Brendon sintió que le estaba ofreciendo un salvavidas a Christina, esperando gratitud o al menos un atisbo de humildad.
Christina no reveló nada. Lo miró fijamente, con el rostro impenetrable.
La vivaz calidez de sus ojos se había desvanecido, sustituida por algo confuso y distante.
La ansiedad punzó a Brendon, una creciente inquietud se apoderó de él, como si estuviera a punto de perder algo vital y fuera incapaz de impedirlo. Las preguntas se enredaban en su pecho, buscando una salida, y antes de que pudiera controlarse, las palabras brotaron de su boca. —Christina, sobre aquella noche…
Christina lo interrumpió con gélida precisión. —Ahórratelo.
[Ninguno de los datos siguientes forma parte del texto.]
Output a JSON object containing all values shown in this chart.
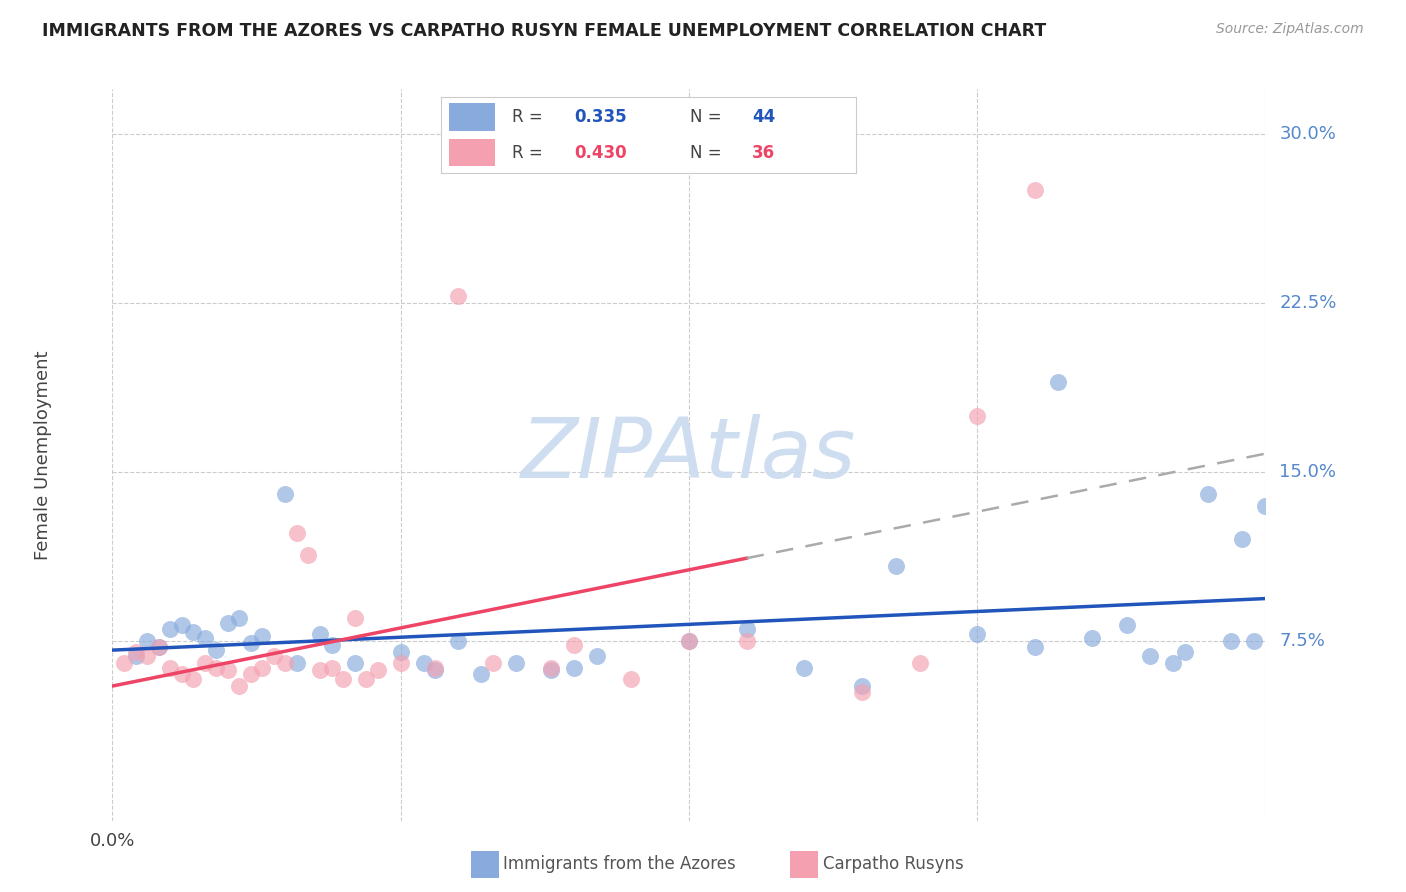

Tenías toda la razón: tengo una fila de hombres deseando comprarme una casa. —Con un encogimiento de hombros indiferente, intentó ocultar el dolor que le oprimía el pecho.
Por fuera, parecía imperturbable, pero por dentro, el dolor era agudo y real. Cualquiera se sentiría herido después de desnudar su alma, solo para ver cómo la tiraban a la basura. Quizás ella era más fuerte que la mayoría, pero eso no significaba que no sangrara. Su corazón no era de piedra, era de carne y nervios, crudo y frágil.
Su bravuconería desdeñosa fue como echar gasolina al fuego de Brendon. —¿Así que ahora lo admites? ¿Me has engañado durante todo nuestro matrimonio? ¿Me has sido infiel a mis espaldas? —espetó la acusación con los dientes apretados, conteniendo a duras penas la ira.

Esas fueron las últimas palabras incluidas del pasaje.